それに、アキラがキロスのピラミッドに閉じ込められておかしくなったのと時を合わせて、彫像がヨロイドグラーの姿になると言うのも、あまりにタイミングが良過ぎる話である。
あるいは、イガム王子が近付いたので、ヨロイドグラーが覚醒したのだろうか?
タケル「黙れ! この子には指一本触れさせん」
ケンタ「地底にも平和を願う人たちがいる。その願いを踏みにじらせはしないぞ!」
精一杯難しい言葉を使ってタンカを切るゴリライモ2号ことケンタであったが、
イガム「ほざくな、4人でナニが出来る?」
イガム王子に突っ込まれると、
ケンタ「うが……」
たちまち魂の抜けたような顔になり、
ケンタ「ナニが出来るの?」 ハルカ「私に聞かないでよ!」 いつものゴリライモ2号に戻ってしまうのだったが、嘘である。

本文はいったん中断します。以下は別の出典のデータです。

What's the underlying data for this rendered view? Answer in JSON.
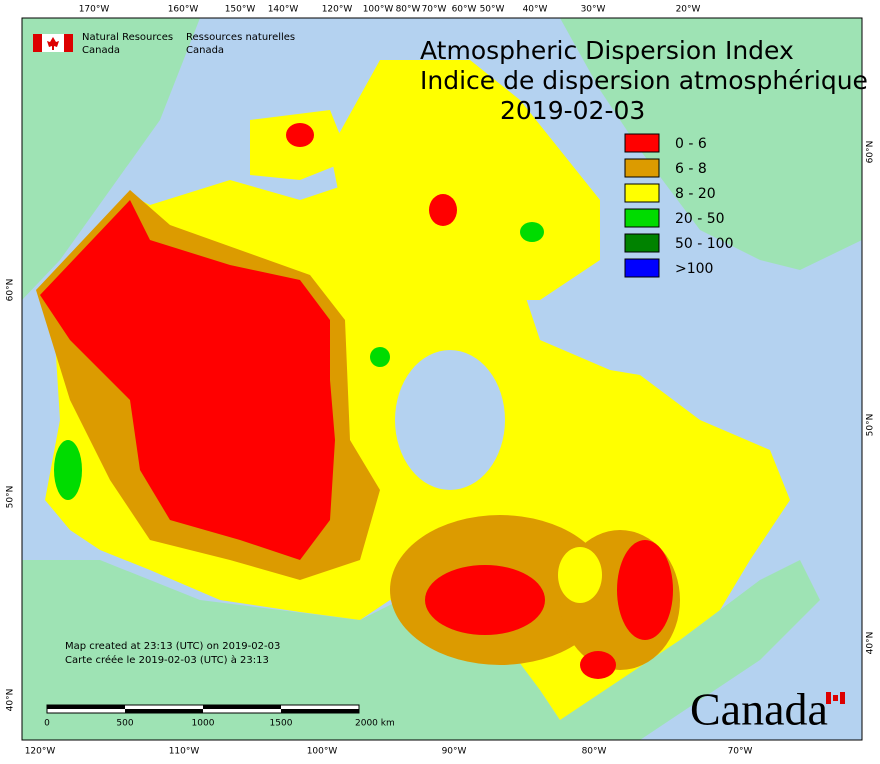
{
  "header": {
    "agency_en": [
      "Natural Resources",
      "Canada"
    ],
    "agency_fr": [
      "Ressources naturelles",
      "Canada"
    ]
  },
  "title": {
    "en": "Atmospheric Dispersion Index",
    "fr": "Indice de dispersion atmosphérique",
    "date": "2019-02-03"
  },
  "legend": [
    {
      "label": "0 - 6",
      "color": "#ff0000"
    },
    {
      "label": "6 - 8",
      "color": "#dc9b00"
    },
    {
      "label": "8 - 20",
      "color": "#ffff00"
    },
    {
      "label": "20 - 50",
      "color": "#00dc00"
    },
    {
      "label": "50 - 100",
      "color": "#008200"
    },
    {
      "label": ">100",
      "color": "#0000ff"
    }
  ],
  "top_axis": [
    "170°W",
    "160°W",
    "150°W",
    "140°W",
    "120°W",
    "100°W",
    "80°W",
    "70°W",
    "60°W",
    "50°W",
    "40°W",
    "30°W",
    "20°W"
  ],
  "bottom_axis": [
    "120°W",
    "110°W",
    "100°W",
    "90°W",
    "80°W",
    "70°W"
  ],
  "left_axis": [
    "60°N",
    "50°N",
    "40°N"
  ],
  "right_axis": [
    "60°N",
    "50°N",
    "40°N"
  ],
  "footer": [
    "Map created at 23:13 (UTC) on 2019-02-03",
    "Carte créée le 2019-02-03 (UTC) à 23:13"
  ],
  "scale_bar": [
    "0",
    "500",
    "1000",
    "1500",
    "2000 km"
  ],
  "wordmark": "Canada"
}
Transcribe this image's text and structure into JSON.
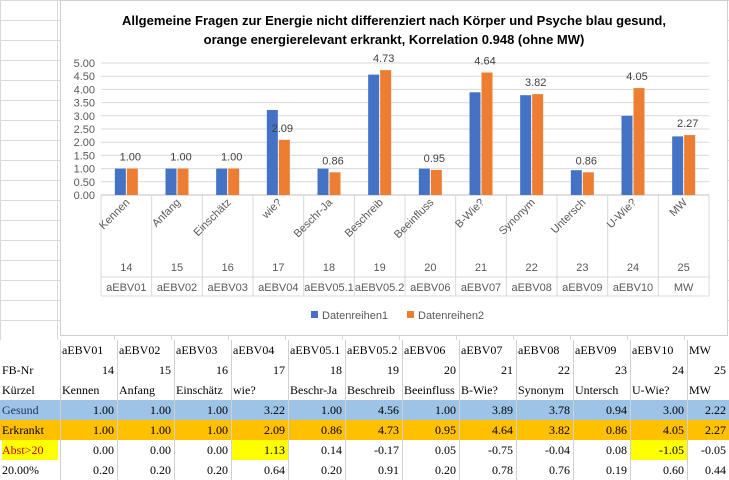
{
  "chart_data": {
    "type": "bar",
    "title": [
      "Allgemeine Fragen zur Energie nicht differenziert nach Körper und  Psyche blau gesund,",
      "orange energierelevant erkrankt, Korrelation 0.948 (ohne MW)"
    ],
    "categories": [
      "Kennen",
      "Anfang",
      "Einschätz",
      "wie?",
      "Beschr-Ja",
      "Beschreib",
      "Beeinfluss",
      "B-Wie?",
      "Synonym",
      "Untersch",
      "U-Wie?",
      "MW"
    ],
    "category_numbers": [
      "14",
      "15",
      "16",
      "17",
      "18",
      "19",
      "20",
      "21",
      "22",
      "23",
      "24",
      "25"
    ],
    "category_codes": [
      "aEBV01",
      "aEBV02",
      "aEBV03",
      "aEBV04",
      "aEBV05.1",
      "aEBV05.2",
      "aEBV06",
      "aEBV07",
      "aEBV08",
      "aEBV09",
      "aEBV10",
      "MW"
    ],
    "series": [
      {
        "name": "Datenreihen1",
        "color": "#4472c4",
        "values": [
          1.0,
          1.0,
          1.0,
          3.22,
          1.0,
          4.56,
          1.0,
          3.89,
          3.78,
          0.94,
          3.0,
          2.22
        ]
      },
      {
        "name": "Datenreihen2",
        "color": "#ed7d31",
        "values": [
          1.0,
          1.0,
          1.0,
          2.09,
          0.86,
          4.73,
          0.95,
          4.64,
          3.82,
          0.86,
          4.05,
          2.27
        ],
        "data_labels": [
          "1.00",
          "1.00",
          "1.00",
          "2.09",
          "0.86",
          "4.73",
          "0.95",
          "4.64",
          "3.82",
          "0.86",
          "4.05",
          "2.27"
        ]
      }
    ],
    "yticks": [
      "0.00",
      "0.50",
      "1.00",
      "1.50",
      "2.00",
      "2.50",
      "3.00",
      "3.50",
      "4.00",
      "4.50",
      "5.00"
    ],
    "ylim": [
      0,
      5
    ],
    "grid": true,
    "legend": "bottom"
  },
  "table": {
    "columns": [
      "aEBV01",
      "aEBV02",
      "aEBV03",
      "aEBV04",
      "aEBV05.1",
      "aEBV05.2",
      "aEBV06",
      "aEBV07",
      "aEBV08",
      "aEBV09",
      "aEBV10",
      "MW"
    ],
    "rows": [
      {
        "label": "FB-Nr",
        "bg": "#ffffff",
        "cells": [
          "14",
          "15",
          "16",
          "17",
          "18",
          "19",
          "20",
          "21",
          "22",
          "23",
          "24",
          "25"
        ]
      },
      {
        "label": "Kürzel",
        "bg": "#ffffff",
        "cells": [
          "Kennen",
          "Anfang",
          "Einschätz",
          "wie?",
          "Beschr-Ja",
          "Beschreib",
          "Beeinfluss",
          "B-Wie?",
          "Synonym",
          "Untersch",
          "U-Wie?",
          "MW"
        ]
      },
      {
        "label": "Gesund",
        "bg": "#9dc3e6",
        "cells": [
          "1.00",
          "1.00",
          "1.00",
          "3.22",
          "1.00",
          "4.56",
          "1.00",
          "3.89",
          "3.78",
          "0.94",
          "3.00",
          "2.22"
        ]
      },
      {
        "label": "Erkrankt",
        "bg": "#ffc000",
        "cells": [
          "1.00",
          "1.00",
          "1.00",
          "2.09",
          "0.86",
          "4.73",
          "0.95",
          "4.64",
          "3.82",
          "0.86",
          "4.05",
          "2.27"
        ]
      },
      {
        "label": "Abst>20",
        "bg": "#ffffff",
        "cells": [
          "0.00",
          "0.00",
          "0.00",
          "1.13",
          "0.14",
          "-0.17",
          "0.05",
          "-0.75",
          "-0.04",
          "0.08",
          "-1.05",
          "-0.05"
        ],
        "highlight": [
          3,
          10
        ]
      },
      {
        "label": "20.00%",
        "bg": "#ffffff",
        "cells": [
          "0.20",
          "0.20",
          "0.20",
          "0.64",
          "0.20",
          "0.91",
          "0.20",
          "0.78",
          "0.76",
          "0.19",
          "0.60",
          "0.44"
        ]
      }
    ]
  }
}
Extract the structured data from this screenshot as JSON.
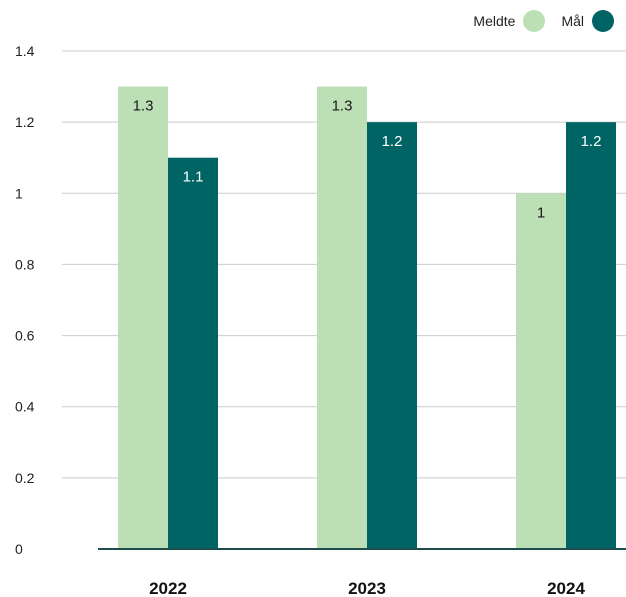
{
  "chart_data": {
    "type": "bar",
    "title": "",
    "xlabel": "",
    "ylabel": "",
    "categories": [
      "2022",
      "2023",
      "2024"
    ],
    "series": [
      {
        "name": "Meldte",
        "values": [
          1.3,
          1.3,
          1
        ],
        "labels": [
          "1.3",
          "1.3",
          "1"
        ],
        "color": "#bddfb5"
      },
      {
        "name": "Mål",
        "values": [
          1.1,
          1.2,
          1.2
        ],
        "labels": [
          "1.1",
          "1.2",
          "1.2"
        ],
        "color": "#006464"
      }
    ],
    "ylim": [
      0,
      1.4
    ],
    "yticks": [
      0,
      0.2,
      0.4,
      0.6,
      0.8,
      1,
      1.2,
      1.4
    ],
    "ytick_labels": [
      "0",
      "0.2",
      "0.4",
      "0.6",
      "0.8",
      "1",
      "1.2",
      "1.4"
    ],
    "grid": true,
    "legend_position": "top-right",
    "colors": {
      "gridline": "#cccccc",
      "baseline": "#1d4e4e",
      "label_dark": "#1a1a1a",
      "label_light": "#ffffff"
    }
  }
}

再び戦いとなるが、依然として苦しい戦いを強いられる4人。
いくら仲間が寝返った(?)とは言え、これだけ長時間にわたって主人公たちの劣勢が続くのは、戦隊シリーズにおいては極め強い珍しいことである。
ピンク「アキラ、あなたって人は……」
思わずアキラに対する恨み言がピンクの口を突いて出るが、すかさず姿長官がフォローする。
姿「アキラを恨むな、アキラこそ苦しんでいるのかもしれないぞ。
この前、アキラは目が見えないにも関わらず、たった一人で君たちを助けに行ったではないか 」
と、この前、五体満足にもかかわらず、タケルたちを助けに行こうとしなかった人が言ってます。
姿「今度は君たちが助ける番だ。頑張ってくれ」
絶対にその場から動こうとしない姿長官の無責任な励ましに、
アキラ「いや、今度は長官の番じゃないんですか?」 と、突っ込みたくてしょうがないタケルであったが、グッと堪えて戦うのだった。
査定に響くからね。
で、4人は、と言うか、レッドはなんとかアキラ抜きでヨロイドグラーの本体を倒し、これだけは何があっても譲れない1987年最後の巨大ロボットバトルをこなし、ひとまず戦いは終わる。
だが、依然としてアキラはイガムの忠実な家来となったままで、タケルたちの苦難は来年に持ち越されるのだった。